В соответствии с указанным решением кормовые добавки, содержащие компоненты животного происхождения, и товары, используемые для ветеринарных целей, в том числе в кормах для животных, поступающие на территорию Союза по указанным в нем кодам ТН ВЭД (из 1518 00, из 2102, из 2309, из 2936, из 3002, из 3203 00, из 3302, из 3504 00, из 3507, из 3808, из 3824), должны сопровождаться ветеринарным сертификатом.

Вместе с тем, согласно абзаца 3 пункта 3.13 Положения о Едином порядке осуществления ветеринарного контроля на таможенной границе Таможенного союза и на таможенной территории Таможенного союза, утвержденного Решением Комиссии Таможенного союза от 18 июня 2010 года N 317, ввоз и перевозка … кормовых добавок химического и микробиологического синтеза осуществляются без ветеринарного сертификата в сопровождении документа, подтверждающего их качество и безопасность, выдаваемого предприятием-изготовителем. Данное положение распространяется также на вышеуказанные коды ТН ВЭД.

Кроме того, согласно пункта 1 Решения Комиссии Таможенного союза от 23 сентября 2011 г. N 810 «Об изъятии в применении ветеринарных мер в отношении товаров, включенных в Единый перечень товаров, подлежащих ветеринарному контролю (надзору)» уполномоченные органы Российской Федерации и Республики Казахстан не осуществляют ветеринарный контроль в отношении товаров, включенных в Единый перечень товаров, подлежащих ветеринарному контролю (надзору), утвержденный Решением Комиссии Таможенного союза от 18 июня 2010 г. N 317, и ввозимых на территорию Российской Федерации и Республики Казахстан из третьих стран по указанным в нем кодам ТН ВЭД (в том числе из 2102, из 29, из 3507).
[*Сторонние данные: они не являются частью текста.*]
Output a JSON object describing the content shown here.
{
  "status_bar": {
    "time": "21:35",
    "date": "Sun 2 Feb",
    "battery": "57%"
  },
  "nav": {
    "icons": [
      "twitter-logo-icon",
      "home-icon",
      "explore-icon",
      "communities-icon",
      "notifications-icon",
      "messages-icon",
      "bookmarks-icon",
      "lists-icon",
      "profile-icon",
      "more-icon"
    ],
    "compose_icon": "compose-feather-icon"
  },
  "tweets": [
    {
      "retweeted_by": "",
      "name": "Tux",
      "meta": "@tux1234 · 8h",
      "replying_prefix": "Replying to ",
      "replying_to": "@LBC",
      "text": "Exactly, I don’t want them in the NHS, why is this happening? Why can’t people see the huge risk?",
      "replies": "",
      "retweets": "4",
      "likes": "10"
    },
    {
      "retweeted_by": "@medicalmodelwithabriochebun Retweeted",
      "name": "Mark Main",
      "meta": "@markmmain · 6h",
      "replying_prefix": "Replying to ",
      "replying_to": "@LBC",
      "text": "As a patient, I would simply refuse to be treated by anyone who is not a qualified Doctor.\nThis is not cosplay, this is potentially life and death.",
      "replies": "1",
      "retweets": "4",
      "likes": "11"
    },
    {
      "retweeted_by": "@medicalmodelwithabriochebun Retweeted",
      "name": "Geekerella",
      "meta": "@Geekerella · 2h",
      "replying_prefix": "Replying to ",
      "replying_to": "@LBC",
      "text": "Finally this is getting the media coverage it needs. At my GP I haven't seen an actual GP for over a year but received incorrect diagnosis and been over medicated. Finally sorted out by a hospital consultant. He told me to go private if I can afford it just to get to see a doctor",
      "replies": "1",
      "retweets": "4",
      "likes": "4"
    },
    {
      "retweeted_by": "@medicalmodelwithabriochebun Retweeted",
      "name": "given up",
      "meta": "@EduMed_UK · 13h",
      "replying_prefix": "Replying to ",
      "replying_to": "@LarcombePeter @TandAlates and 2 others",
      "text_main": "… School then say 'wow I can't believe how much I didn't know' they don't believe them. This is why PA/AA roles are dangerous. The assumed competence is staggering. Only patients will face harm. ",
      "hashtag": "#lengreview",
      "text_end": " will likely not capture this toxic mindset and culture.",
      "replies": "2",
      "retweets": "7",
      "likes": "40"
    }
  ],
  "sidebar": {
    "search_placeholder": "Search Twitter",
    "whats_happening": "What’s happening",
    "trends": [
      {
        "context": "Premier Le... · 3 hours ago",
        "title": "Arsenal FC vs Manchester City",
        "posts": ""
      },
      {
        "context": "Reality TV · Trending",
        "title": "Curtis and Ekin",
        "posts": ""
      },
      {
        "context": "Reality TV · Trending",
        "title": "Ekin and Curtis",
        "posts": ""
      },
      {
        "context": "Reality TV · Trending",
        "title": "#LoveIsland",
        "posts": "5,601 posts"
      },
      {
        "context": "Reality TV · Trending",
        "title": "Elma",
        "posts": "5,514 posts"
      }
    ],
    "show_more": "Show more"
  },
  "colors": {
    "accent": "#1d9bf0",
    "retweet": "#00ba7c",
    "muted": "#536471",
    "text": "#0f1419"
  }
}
Следовательно, ввоз таких товаров на территорию Российской Федерации и Республики Казахстан осуществляется без разрешения уполномоченного органа этих государств-членов Союза на ввоз и без ветеринарного сертификата, т.е. остается без изменений.

На экспортируемые на таможенную территорию Союза корма и кормовые добавки животного происхождения, в том числе из птицы и рыбы, в соответствии с Решением Комиссии Таможенного союза от 7 апреля 2011 года N 607 «О формах единых ветеринарных сертификатов на ввозимые на таможенную территорию Евразийского экономического союза подконтрольные товары из третьих стран» оформляется ветеринарный сертификат формы N 35 или согласованный с компетентным органом страны-экспортера ветеринарный сертификат (в случае наличия).

Таким образом, для участников ВЭД не изменяется порядок ввоза товаров с кодами ТН ВЭД из 2102, из группы 29, из 3507, а также кормовых добавок животного происхождения, химического и микробиологического синтеза.